BİYOTEKNOLOJİNİN ETİK BOYUTU
Biyoteknolojinin etik boyutuna da değinen Davutoğlu, "Sadece bir tekniğin geliştirilmesi, onun üzerinden adımlar atılması değil, aynı zamanda büyük bir etik ve ahlaki boyut da getiriyor. O da klonlanma üzerinden bunun yol açabileceği, insan neslinin tahribatına yol açacak boyutlar ya da tarımda GDO’lu ürünler üzerinde insanın dokusunu, doğasını da değiştirebilecek yediğiniz şeyler. Eskiden bilinirdi, yediğiniz şeyler karakteri etkiler. O karakterle birlikte insanın varlığını da etkiler.
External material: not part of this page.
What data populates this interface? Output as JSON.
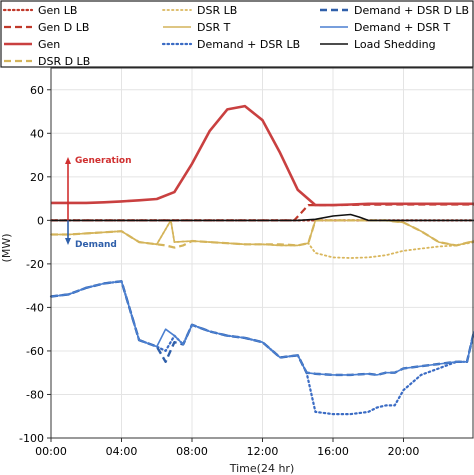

Bir doktor, eski kadim tıp ile modern tıp eğitimi almış doktora bir gün birisi ’bunu nasıl kontrol altına alabilirim’ diye sorduğunda eşiyle ilgili eşiniz büyükbaş hayvan eti mi yiyor, küçükbaş hayvan eti mi, ona göre cevap verdi. Biz, bazen hayatı bütüncül görmekten kopuyoruz. Biz, istediğimizi seçer yeriz ve o bizi etkilemez, insanoğlu sıradan bir depo değildir. İnsanoğlu o doğa içindeki ritmi, onu şekillendiren onun tarafından da şekillendirilen bir varlığı sahiptir. Sürekli GDO’lu ürünler yiyen neslin suni, 2-3 nesil sonra görünüşü güzel, içi kof elmalara geçildiği gibi nesillerimiz de bozulur. Biz, o bozulmayı fark ettiğimizde bir daha asli nesle dönemeyiz. Biyoteknolojinin olduğu yerde etik boyut, hatta felsefi boyutu da içine katmak ve özünde onu vermek gerekir" diye konuştu.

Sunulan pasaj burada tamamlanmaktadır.